Diariamente el cuerpo pierde agua a través de la realización de las  funciones vitales y que debemos reponer diariamente bebiendo de 2 a 2´5 litros de agua al día. Contamos con mecanismo a corto plazo para reponer las pérdidas mediante la extracción de agua de nuestras células  trasladándola a los vasos sanguíneos. Pero si no se repone inmediatamente puede conllevar serias consecuencias negativas para nuestra salud.
En la práctica deportiva la pérdida de agua y minerales se produce a través de la emisión del sudor. El caso de la práctica de la  natación no iba a ser diferente. A pesar de encontrarnos  sumergidos bajo el agua durante las sesiones de natación, la pérdida de agua y electrolitos también  sucede de igual manera.
Al estar rodeados por un  medio acuático nuestra sensación de la transpiración es menor y corremos mayor riesgo de deshidratarnos.
Existen factores con los que tendremos  que contar,  que harán variar nuestras necesidades haciéndolas mayores como la temperatura ambiental del medio en el que estemos entrenando, la humedad y la intensidad o duración de la sesión de entrenamiento.
Todo ello influirá en las pérdidas de líquido  y,  por lo tanto, tendremos que tener en cuenta todos los  factores a la hora de mantener cubiertas nuestras necesidades de agua.
A medida que la deshidratación progresa, el volumen de nuestro torrente sanguíneo decae, produciéndose una bajada de nuestra tensión arterial lo que pone en peligro la cantidad de sangre que llegará a nuestros músculos y tejidos, pudiendo llegar a acontecer la fatiga,  la alteración de la respiración,  aparición de sensación extrema  de sed, confusión, alteración de nuestra lucidez  mental  o la  falta de coordinación, lo que desembocará en la  caída de nuestro rendimiento deportivo pero, ¿Cómo podemos prevenirlo?.

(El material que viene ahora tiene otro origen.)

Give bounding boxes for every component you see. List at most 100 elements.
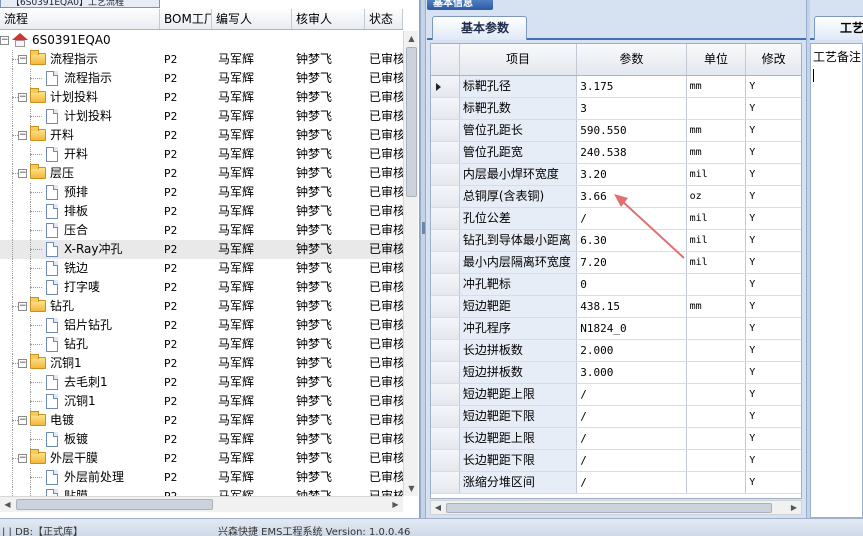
tree-row[interactable]: 去毛刺1 P2 马军辉 钟梦飞 已审核 <box>0 373 403 392</box>
cell-value[interactable]: / <box>577 428 687 449</box>
cell-value[interactable]: / <box>577 450 687 471</box>
tree-row[interactable]: 排板 P2 马军辉 钟梦飞 已审核 <box>0 202 403 221</box>
collapse-icon[interactable]: − <box>18 55 27 64</box>
scroll-up-icon[interactable]: ▲ <box>404 31 419 46</box>
row-indicator[interactable] <box>431 76 460 97</box>
tree-row[interactable]: 压合 P2 马军辉 钟梦飞 已审核 <box>0 221 403 240</box>
tree-row[interactable]: − 外层干膜 P2 马军辉 钟梦飞 已审核 <box>0 449 403 468</box>
tab-basic-params[interactable]: 基本参数 <box>432 16 527 40</box>
collapse-icon[interactable]: − <box>18 454 27 463</box>
row-indicator[interactable] <box>431 296 460 317</box>
param-row[interactable]: 长边靶距上限 / Y <box>431 428 801 450</box>
cell-value[interactable]: / <box>577 472 687 493</box>
cell-value[interactable]: N1824_0 <box>577 318 687 339</box>
scroll-right-icon[interactable]: ▶ <box>388 497 403 512</box>
tree-row[interactable]: − 计划投料 P2 马军辉 钟梦飞 已审核 <box>0 88 403 107</box>
cell-value[interactable]: 6.30 <box>577 230 687 251</box>
param-row[interactable]: 孔位公差 / mil Y <box>431 208 801 230</box>
tree-row[interactable]: 沉铜1 P2 马军辉 钟梦飞 已审核 <box>0 392 403 411</box>
param-row[interactable]: 总铜厚(含表铜) 3.66 oz Y <box>431 186 801 208</box>
row-indicator[interactable] <box>431 428 460 449</box>
param-row[interactable]: 长边靶距下限 / Y <box>431 450 801 472</box>
param-row[interactable]: 标靶孔径 3.175 mm Y <box>431 76 801 98</box>
param-row[interactable]: 最小内层隔离环宽度 7.20 mil Y <box>431 252 801 274</box>
cell-value[interactable]: 2.000 <box>577 340 687 361</box>
tree-row[interactable]: − 层压 P2 马军辉 钟梦飞 已审核 <box>0 164 403 183</box>
row-indicator[interactable] <box>431 450 460 471</box>
tree-row[interactable]: − 钻孔 P2 马军辉 钟梦飞 已审核 <box>0 297 403 316</box>
tree-row[interactable]: 流程指示 P2 马军辉 钟梦飞 已审核 <box>0 69 403 88</box>
row-indicator[interactable] <box>431 164 460 185</box>
cell-value[interactable]: 3.000 <box>577 362 687 383</box>
tree-row[interactable]: − 开料 P2 马军辉 钟梦飞 已审核 <box>0 126 403 145</box>
scroll-left-icon[interactable]: ◀ <box>431 501 445 515</box>
tree-row[interactable]: 钻孔 P2 马军辉 钟梦飞 已审核 <box>0 335 403 354</box>
row-indicator[interactable] <box>431 274 460 295</box>
param-row[interactable]: 冲孔程序 N1824_0 Y <box>431 318 801 340</box>
param-row[interactable]: 内层最小焊环宽度 3.20 mil Y <box>431 164 801 186</box>
col-header-value[interactable]: 参数 <box>577 44 687 75</box>
scroll-thumb[interactable] <box>446 503 772 513</box>
param-row[interactable]: 涨缩分堆区间 / Y <box>431 472 801 494</box>
param-row[interactable]: 钻孔到导体最小距离 6.30 mil Y <box>431 230 801 252</box>
row-indicator[interactable] <box>431 142 460 163</box>
param-row[interactable]: 短边靶距上限 / Y <box>431 384 801 406</box>
tree-row[interactable]: 贴膜 P2 马军辉 钟梦飞 已审核 <box>0 487 403 496</box>
row-indicator[interactable] <box>431 318 460 339</box>
row-indicator[interactable] <box>431 230 460 251</box>
tree-vertical-scrollbar[interactable]: ▲ ▼ <box>403 31 418 496</box>
tree-row[interactable]: 预排 P2 马军辉 钟梦飞 已审核 <box>0 183 403 202</box>
row-indicator[interactable] <box>431 98 460 119</box>
cell-value[interactable]: 7.20 <box>577 252 687 273</box>
collapse-icon[interactable]: − <box>18 359 27 368</box>
param-row[interactable]: 管位孔距长 590.550 mm Y <box>431 120 801 142</box>
param-row[interactable]: 短边靶距下限 / Y <box>431 406 801 428</box>
tree-row[interactable]: 计划投料 P2 马军辉 钟梦飞 已审核 <box>0 107 403 126</box>
row-indicator[interactable] <box>431 120 460 141</box>
cell-value[interactable]: / <box>577 406 687 427</box>
scroll-right-icon[interactable]: ▶ <box>787 501 801 515</box>
collapse-icon[interactable]: − <box>18 93 27 102</box>
tree-row[interactable]: 打字唛 P2 马军辉 钟梦飞 已审核 <box>0 278 403 297</box>
tree-row[interactable]: 开料 P2 马军辉 钟梦飞 已审核 <box>0 145 403 164</box>
tree-row[interactable]: − 6S0391EQA0 <box>0 31 403 50</box>
tab-basic-info[interactable]: 基本信息 <box>427 0 493 10</box>
tree-row[interactable]: X-Ray冲孔 P2 马军辉 钟梦飞 已审核 <box>0 240 403 259</box>
scroll-left-icon[interactable]: ◀ <box>0 497 15 512</box>
collapse-icon[interactable]: − <box>18 169 27 178</box>
panel-splitter[interactable] <box>420 0 426 518</box>
tree-row[interactable]: − 流程指示 P2 马军辉 钟梦飞 已审核 <box>0 50 403 69</box>
col-header-unit[interactable]: 单位 <box>687 44 747 75</box>
row-indicator[interactable] <box>431 362 460 383</box>
col-header-process[interactable]: 流程 <box>0 9 160 29</box>
tree-row[interactable]: − 沉铜1 P2 马军辉 钟梦飞 已审核 <box>0 354 403 373</box>
cell-value[interactable]: 3.175 <box>577 76 687 97</box>
param-row[interactable]: 管位孔距宽 240.538 mm Y <box>431 142 801 164</box>
tree-horizontal-scrollbar[interactable]: ◀ ▶ <box>0 496 403 512</box>
grid-horizontal-scrollbar[interactable]: ◀ ▶ <box>430 500 802 515</box>
tree-row[interactable]: 铣边 P2 马军辉 钟梦飞 已审核 <box>0 259 403 278</box>
cell-value[interactable]: 3.20 <box>577 164 687 185</box>
col-header-item[interactable]: 项目 <box>460 44 578 75</box>
row-indicator[interactable] <box>431 406 460 427</box>
notes-editor[interactable]: 工艺备注 <box>810 43 863 518</box>
row-indicator[interactable] <box>431 186 460 207</box>
row-indicator[interactable] <box>431 384 460 405</box>
param-row[interactable]: 标靶孔数 3 Y <box>431 98 801 120</box>
tab-process-notes[interactable]: 工艺备注 <box>814 16 863 40</box>
collapse-icon[interactable]: − <box>0 36 9 45</box>
param-row[interactable]: 长边拼板数 2.000 Y <box>431 340 801 362</box>
tree-row[interactable]: 铝片钻孔 P2 马军辉 钟梦飞 已审核 <box>0 316 403 335</box>
col-header-bom[interactable]: BOM工厂 <box>160 9 212 29</box>
splitter-grip-icon[interactable] <box>422 222 425 234</box>
row-indicator[interactable] <box>431 472 460 493</box>
col-header-checker[interactable]: 核审人 <box>292 9 365 29</box>
cell-value[interactable]: 3.66 <box>577 186 687 207</box>
tree-row[interactable]: 板镀 P2 马军辉 钟梦飞 已审核 <box>0 430 403 449</box>
tree-row[interactable]: − 电镀 P2 马军辉 钟梦飞 已审核 <box>0 411 403 430</box>
scroll-down-icon[interactable]: ▼ <box>404 481 419 496</box>
col-header-modify[interactable]: 修改 <box>746 44 801 75</box>
param-row[interactable]: 短边靶距 438.15 mm Y <box>431 296 801 318</box>
cell-value[interactable]: 438.15 <box>577 296 687 317</box>
col-header-status[interactable]: 状态 <box>365 9 403 29</box>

Para evitar la deshidratación debemos beber abundantes líquidos y es recomendable aumentar el consumo de alimentos ricos en agua y minerales. Nunca  esperaremos a iniciar la sesión de entrenamiento para hidratarnos. Cuando aparece la sed significa que ya estamos deshidratados y ya será tarde.
En sesiones que preveamos que tengan una duración mayor a 30-40 minutos, será aconsejable escoger una bebida deportiva más especializada, isotónica  o de nueva generación más completa. Suponen una muy buena  alternativa que puede ayudarnos a reducir la sensación de esfuerzo deteniendo la deshidratación asociada al ejercicio rápidamente.
De esta manera, lograremos mantener la calidad de nuestros entrenamientos  y que la puesta en práctica de nuestros esfuerzos sea más eficaz y duradera, conduciéndonos a la obtención de los mejores resultados sin que los síntomas de la deshidratación nos detengan.